To me, writing a novel is not an emotional journey, a therapeutic affair, or anything having to do with self-discovery. Instead, it is more like a puzzle to be solved. How do I say what I want to say? How do I get the characters from point A to point B? How do I increase suspense without being obvious about it? How do I make this guy’s dialogue sound different from that other guy’s? All of these, however, are subsumed by the bigger question: how do I get the reader to turn the page? Because that’s all I really want to happen. I want some theoretical person to be interested enough in what I’m saying to read my story. How do I keep this person entertained? How much weirdness and sick humor will they accept? How much leeway with realism will they give me? When should I indulge them and when should I try their patience?

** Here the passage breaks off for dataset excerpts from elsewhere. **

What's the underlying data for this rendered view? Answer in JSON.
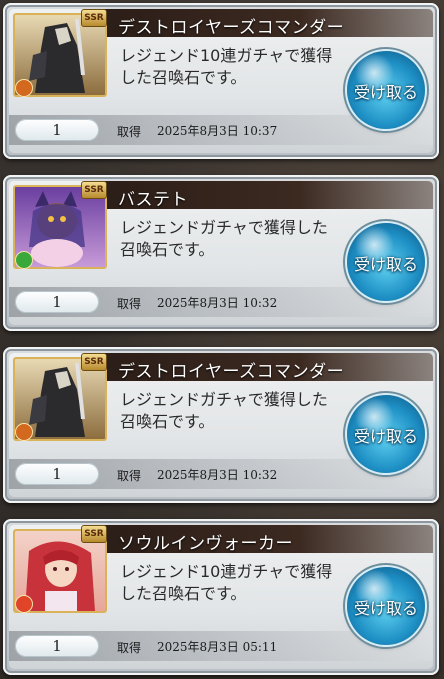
{
  "screen": {
    "acquired_label": "取得",
    "receive_label": "受け取る"
  },
  "items": [
    {
      "name": "デストロイヤーズコマンダー",
      "description": "レジェンド10連ガチャで獲得した召喚石です。",
      "count": "1",
      "date": "2025年8月3日 10:37",
      "rarity": "SSR",
      "element_color": "#d2691e",
      "portrait": "dark-knight"
    },
    {
      "name": "バステト",
      "description": "レジェンドガチャで獲得した召喚石です。",
      "count": "1",
      "date": "2025年8月3日 10:32",
      "rarity": "SSR",
      "element_color": "#3aa83a",
      "portrait": "cat-goddess"
    },
    {
      "name": "デストロイヤーズコマンダー",
      "description": "レジェンドガチャで獲得した召喚石です。",
      "count": "1",
      "date": "2025年8月3日 10:32",
      "rarity": "SSR",
      "element_color": "#d2691e",
      "portrait": "dark-knight"
    },
    {
      "name": "ソウルインヴォーカー",
      "description": "レジェンド10連ガチャで獲得した召喚石です。",
      "count": "1",
      "date": "2025年8月3日 05:11",
      "rarity": "SSR",
      "element_color": "#e0452a",
      "portrait": "red-hair-girl"
    }
  ]
}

These are, of course, impossible questions. Your imaginary readership will never answer them for you. You have to rely on your own aesthetic judgement, but you have to be self-aware enough to know when you’ve replaced the audiences needs with your own. I think it was B.R. Myers who said that most American novels these days are nothing more than a three hundred page caption for the picture on the back flap of the dust jacket. That is all too true. Contemporary authors have allowed the novel to become the most solipsistic art-form out there: is it any wonder so many potential readers connote literature with exhaustion and boredom? I don’t want to be boring. I suppose that’s the main thing.
I suppose if there was rule hard and fast rule that every writer has to follow, it would be that: DON’T BE BORING. So, while the labor of creating a novel might be arduous, relentless, and–yes–dull, the final product of all that toil must not be. It’s a hard trick to pull off, as I’m finding out.
And I’m only on the second goddamn chapter.